On peut parler de menace fasciste, plus précisément de traits de fascisation, qui s’inscrivent plus généralement dans une sorte d’extrême droitisation du débat public du point de vue idéologique et de la politique menée au sommet de l’État.

  • Qu’entendez-vous par traits de fascisation ?

On observe une surenchère autoritaire, avec un pouvoir exercé de manière de plus en plus autoritaire. Il nous semble intéressant de rappeler ce que disait Antonio Gramsci sur la crise d’hégémonie. La tendance à la fascisation prend place dans une crise d’hégémonie, quand le pouvoir en place peut de moins en moins obtenir le consentement de la population et doit exercer de plus en plus son pouvoir sous une forme répressive, sous une forme d’intimidation.

Or, on voit croître une violence d’État qui non seulement n’hésite pas à réprimer les manifestations, les mobilisations sociales, comme on l’a vu pendant le mouvement des Gilets jaunes, mais en outre légifére d’un point de vue sécuritaire et autoritaire, avec par exemple la loi “séparatisme” et la loi “sécurité globale”. Cette perspective de plus en plus liberticide s’accompagne d’un racisme de plus en plus structurel qui prend notamment les traits de l’islamophobie. La loi “séparatisme” est tout à fait exemplaire à cet égard. Qu’une association comme le CCIF puisse être dissoute de manière parfaitement arbitraire sans que cela suscite une levée de boucliers, c’est très inquiétant. Le pouvoir macroniste, pour qui ce n’était pas un programme au départ, a adopté cette dimension islamophobe, cette politique du bouc-émissaire, en suivant cette tendance à l’extrême droitisation et en cherchant à aller sans cesse sur le terrain du FN/RN.

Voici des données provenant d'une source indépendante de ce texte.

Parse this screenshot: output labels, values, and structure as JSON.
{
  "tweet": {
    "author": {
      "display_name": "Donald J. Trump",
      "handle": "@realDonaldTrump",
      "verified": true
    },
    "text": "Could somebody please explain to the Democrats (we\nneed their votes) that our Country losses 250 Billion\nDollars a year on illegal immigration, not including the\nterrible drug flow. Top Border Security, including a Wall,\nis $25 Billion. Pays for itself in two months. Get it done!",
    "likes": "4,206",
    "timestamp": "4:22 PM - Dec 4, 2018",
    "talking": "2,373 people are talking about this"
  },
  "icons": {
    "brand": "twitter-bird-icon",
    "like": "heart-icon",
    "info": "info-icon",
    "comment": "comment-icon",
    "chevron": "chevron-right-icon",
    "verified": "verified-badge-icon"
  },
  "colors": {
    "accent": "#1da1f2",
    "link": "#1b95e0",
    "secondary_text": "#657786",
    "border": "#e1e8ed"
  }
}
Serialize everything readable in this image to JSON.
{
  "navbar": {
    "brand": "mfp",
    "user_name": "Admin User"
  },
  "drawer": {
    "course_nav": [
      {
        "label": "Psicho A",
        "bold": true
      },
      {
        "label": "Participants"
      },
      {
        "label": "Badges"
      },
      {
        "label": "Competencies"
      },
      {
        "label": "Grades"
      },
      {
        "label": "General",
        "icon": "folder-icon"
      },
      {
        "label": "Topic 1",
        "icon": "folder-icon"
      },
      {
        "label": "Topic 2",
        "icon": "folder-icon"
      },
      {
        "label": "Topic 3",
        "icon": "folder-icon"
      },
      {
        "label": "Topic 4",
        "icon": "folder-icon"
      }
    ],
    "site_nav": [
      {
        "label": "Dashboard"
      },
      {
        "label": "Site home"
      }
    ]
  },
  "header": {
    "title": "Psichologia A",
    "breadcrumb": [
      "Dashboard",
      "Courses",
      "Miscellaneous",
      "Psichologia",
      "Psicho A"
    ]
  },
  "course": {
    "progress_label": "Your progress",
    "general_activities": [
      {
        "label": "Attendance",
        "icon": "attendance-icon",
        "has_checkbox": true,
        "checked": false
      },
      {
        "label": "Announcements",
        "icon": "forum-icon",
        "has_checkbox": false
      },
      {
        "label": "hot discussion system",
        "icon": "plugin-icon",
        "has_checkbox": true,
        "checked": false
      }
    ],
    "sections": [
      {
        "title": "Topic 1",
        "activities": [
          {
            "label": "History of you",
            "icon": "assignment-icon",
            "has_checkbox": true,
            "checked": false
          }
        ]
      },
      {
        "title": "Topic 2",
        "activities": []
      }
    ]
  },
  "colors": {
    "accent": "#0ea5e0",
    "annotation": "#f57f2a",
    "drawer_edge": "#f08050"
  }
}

Le deuxième ensemble de traits de fascisation s’observe dans la montée implacable du FN/RN, en particulier en termes électoraux. Comme si désormais, il était tenu pour une évidence que Marine Le Pen soit au second tour. L’hypothèse de son élection n’en devient plus absolument lunaire, tout comme celle d’alliances nouées avec des gens de LR pour constituer une majorité à l’Assemblée nationale, avec des corps de l’appareil d’État comme la police et l’armée qui ne verraient pas grand chose à redire à cette arrivée au pouvoir du FN/RN. Il n’y a pas véritablement de raison d’imaginer qu’il y aurait une grande résistance à une telle élection.

Le troisième point, ce sont les groupes ou les individus qui sont de plus en plus présents dans le champ médiatique et l’espace public et qui peuvent apparaître même à la droite de Marine Le Pen elle-même et qui la font presque passer comme relativement modérée, comme Gérald Darmanin a pu le dire lors d’un débat télévisé.

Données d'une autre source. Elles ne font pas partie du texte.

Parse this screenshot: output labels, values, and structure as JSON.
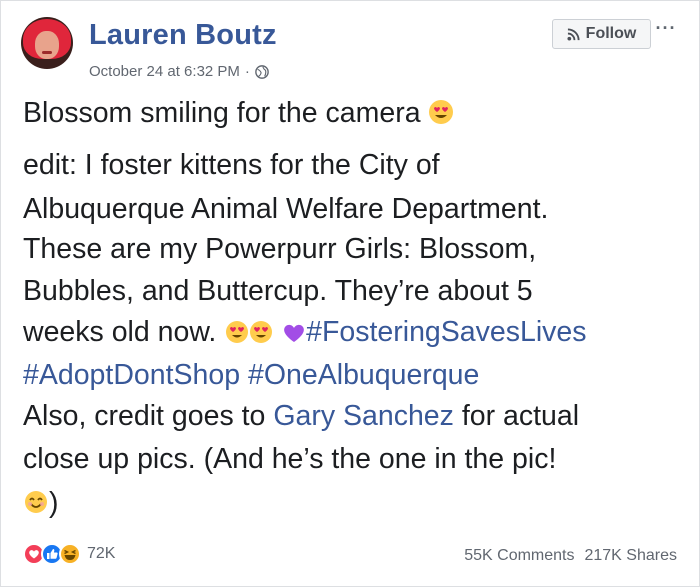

  • Emmanuel Macron est-il un acteur de cette fascisation ?

Il s’installe délibérément sur ce terrain, il légifère sur ce terrain. Il opère une espèce de stratégie du choc où il ne s’agit même plus de négocier avec les partenaires sociaux. Ce qui explique aussi une très forte impopularité d’Emmanuel Macron à gauche mais aussi à droite. Cela l’amène à cette extrême droitisation et à la tactique du bouc émissaire, qui passent aussi par la voix de ses ministres. Quand on voit un Jean-Michel Blanquer ou une Frédérique Vidal mobiliser le registre infâme de l’islamogauchisme, y compris au lendemain de l’assassinat de Samuel Paty, on est vraiment dans une surenchère terrible, qui n’a plus de freins. Même chose avec la manière dont des opérations policières sont complètement validées, comme si le gouvernement ne tenait plus véritablement sa police. On a vraiment le sentiment que c’est le gouvernement qui fait allégeance à sa police - comme le montre la présence de Darmanin devant l’Assemblée nationale lors de la manifestation des policiers en mai 2021 -, plutôt qu’il ne la contrôle.

  • À quel moment risque-t-on de basculer vraiment ?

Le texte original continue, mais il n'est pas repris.